Le pou­voir en place a inté­rêt à dépo­li­ti­ser la vio­lence qui s’op­pose à lui et à la rame­ner au rang d’une vio­lence « cri­mi­nelle », sans conte­nu révo­lu­tion­naire, vio­lence de for­ce­nés et d’é­ga­rés sociaux. La confu­sion sur l’o­ri­gine idéo­lo­gique à laquelle les médias tendent si faci­le­ment va dans ce sens. L’u­ti­li­sa­tion du terme « anar­chie » leur sert de char­nière.
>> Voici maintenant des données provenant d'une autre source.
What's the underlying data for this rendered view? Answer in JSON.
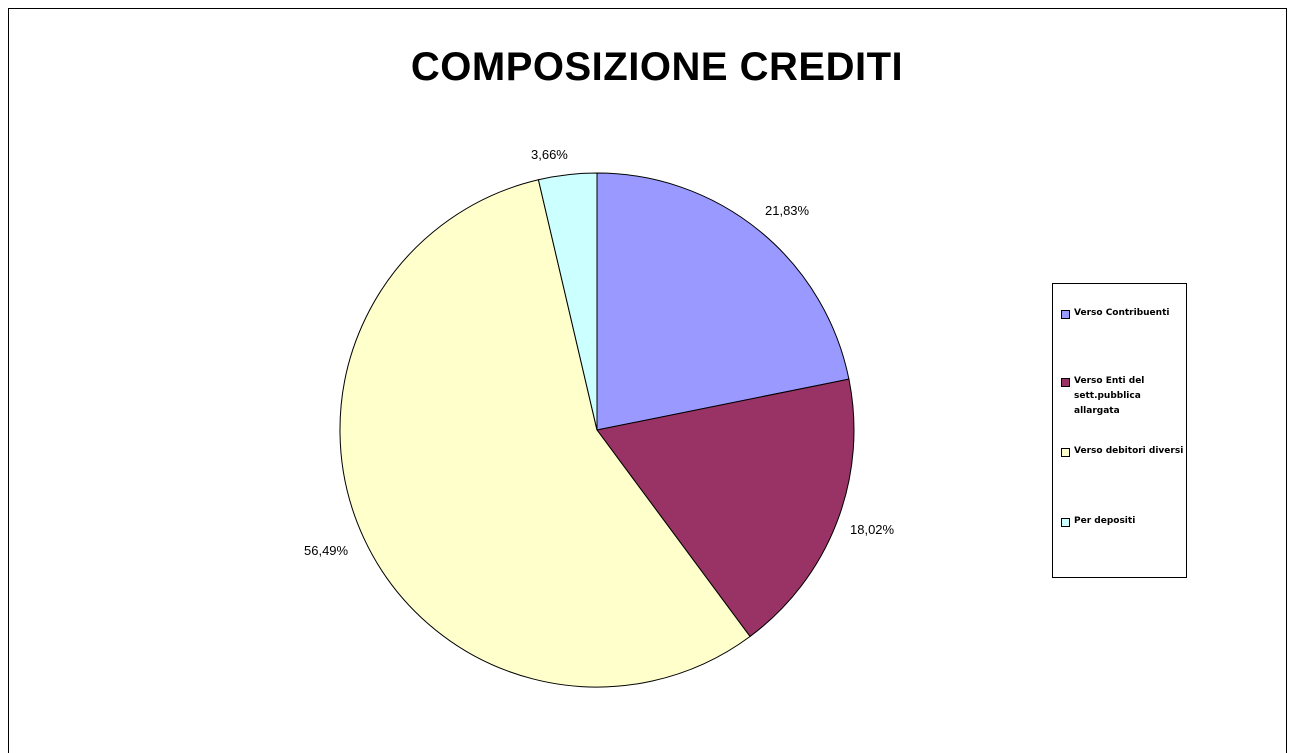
{
  "chart_data": {
    "type": "pie",
    "title": "COMPOSIZIONE CREDITI",
    "categories": [
      "Verso Contribuenti",
      "Verso Enti del sett.pubblica allargata",
      "Verso debitori diversi",
      "Per depositi"
    ],
    "values": [
      21.83,
      18.02,
      56.49,
      3.66
    ],
    "labels": [
      "21,83%",
      "18,02%",
      "56,49%",
      "3,66%"
    ],
    "colors": [
      "#9999ff",
      "#993366",
      "#ffffcc",
      "#ccffff"
    ],
    "start_angle": "12 o'clock",
    "direction": "clockwise",
    "legend_position": "right"
  },
  "legend": {
    "items": [
      {
        "label": "Verso Contribuenti",
        "color": "#9999ff"
      },
      {
        "label": "Verso Enti del sett.pubblica allargata",
        "color": "#993366"
      },
      {
        "label": "Verso debitori diversi",
        "color": "#ffffcc"
      },
      {
        "label": "Per depositi",
        "color": "#ccffff"
      }
    ]
  }
}
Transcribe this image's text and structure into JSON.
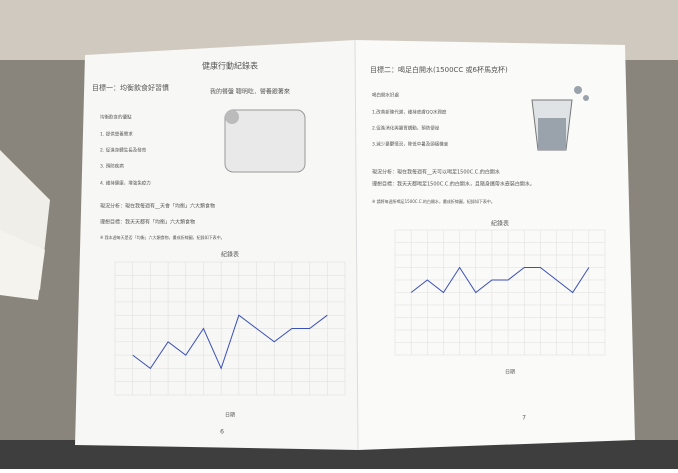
{
  "left_page": {
    "title": "健康行動紀錄表",
    "goal": "目標一：均衡飲食好習慣",
    "plate": "我的餐盤 聰明吃．營養跟著來",
    "benefits": [
      "均衡飲食的優點",
      "1. 提供營養需求",
      "2. 促進身體生長及發育",
      "3. 預防疾病",
      "4. 維持健康，增強免疫力"
    ],
    "status": "現況分析：現在我每週有__天會「均衡」六大類食物",
    "target": "理想目標：我天天都有「均衡」六大類食物",
    "note": "※ 我本週每天是否「均衡」六大類食物，畫成折線圖，紀錄如下表中。",
    "page_number": "6"
  },
  "right_page": {
    "goal": "目標二：喝足白開水(1500CC 或6杯馬克杯)",
    "benefits": [
      "喝白開水好處",
      "1.改善新陳代謝，維持皮膚QQ水潤度",
      "2.促進消化與腸胃蠕動，預防便祕",
      "3.減少憂鬱情況，降低中暑及頭痛機會"
    ],
    "status": "現況分析：現在我每週有__天可以喝足1500C.C.的白開水",
    "target": "理想目標：我天天都喝足1500C.C.的白開水，且隨身攜帶水壺裝白開水。",
    "note": "※ 請將每週所喝足1500C.C.的白開水，畫成折線圖，紀錄如下表中。",
    "page_number": "7"
  },
  "chart_data": [
    {
      "type": "line",
      "title": "紀錄表",
      "xlabel": "日期",
      "color": "#3a4fb8",
      "categories": [
        null,
        null,
        null,
        null,
        null,
        null,
        null,
        null,
        null,
        null,
        null,
        null
      ],
      "values": [
        3,
        2,
        4,
        3,
        5,
        2,
        6,
        5,
        4,
        5,
        5,
        6
      ],
      "ylim": [
        0,
        10
      ]
    },
    {
      "type": "line",
      "title": "紀錄表",
      "xlabel": "日期",
      "color": "#3a4fb8",
      "categories": [
        null,
        null,
        null,
        null,
        null,
        null,
        null,
        null,
        null,
        null,
        null,
        null
      ],
      "values": [
        5,
        6,
        5,
        7,
        5,
        6,
        6,
        7,
        7,
        6,
        5,
        7
      ],
      "ylim": [
        0,
        10
      ]
    }
  ]
}
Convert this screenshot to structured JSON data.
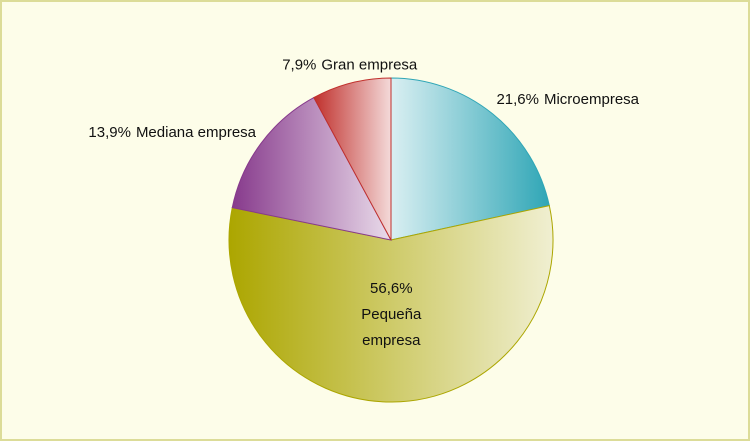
{
  "chart_data": {
    "type": "pie",
    "categories": [
      "Microempresa",
      "Pequeña empresa",
      "Mediana empresa",
      "Gran empresa"
    ],
    "values": [
      21.6,
      56.6,
      13.9,
      7.9
    ],
    "value_labels": [
      "21,6%",
      "56,6%",
      "13,9%",
      "7,9%"
    ],
    "colors": [
      "#2fa6b6",
      "#aca600",
      "#873a8c",
      "#c0302c"
    ]
  }
}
Quant Ponia­tows­ki, ministre d’É­tat, ministre de l’In­té­rieur, dénonce « le mépris crois­sant de la loi, germe du désordre, du crime et de l’a­nar­chie », il montre bien le jeu : la loi et l’ordre sont une seule et même chose ― à savoir, le code bour­geois et la sta­bi­li­té du sys­tème poli­tique —, leur sont oppo­sés le désordre, le crime et l’a­nar­chie. Si le mot anar­chie est uti­li­sé dans le sens du désordre son usage est redon­dant mais le sens poli­tique qui appa­raît est immé­dia­te­ment repris et réduit à celui de la cri­mi­na­li­té. On ne voit plus là que les éter­nels trouble-fête, les « ban­dits anar­chistes » du chan­ce­lier Schmidt.

Par bon­heur sub­siste dans la conno­ta­tion du terme d’a­nar­chie une cer­taine valeur irré­duc­tible qui l’a pré­ser­vée jus­qu’à pré­sent de la dégra­da­tion qu’ont subie d’autres déno­mi­na­tions jadis radi­cales et révolutionnaires.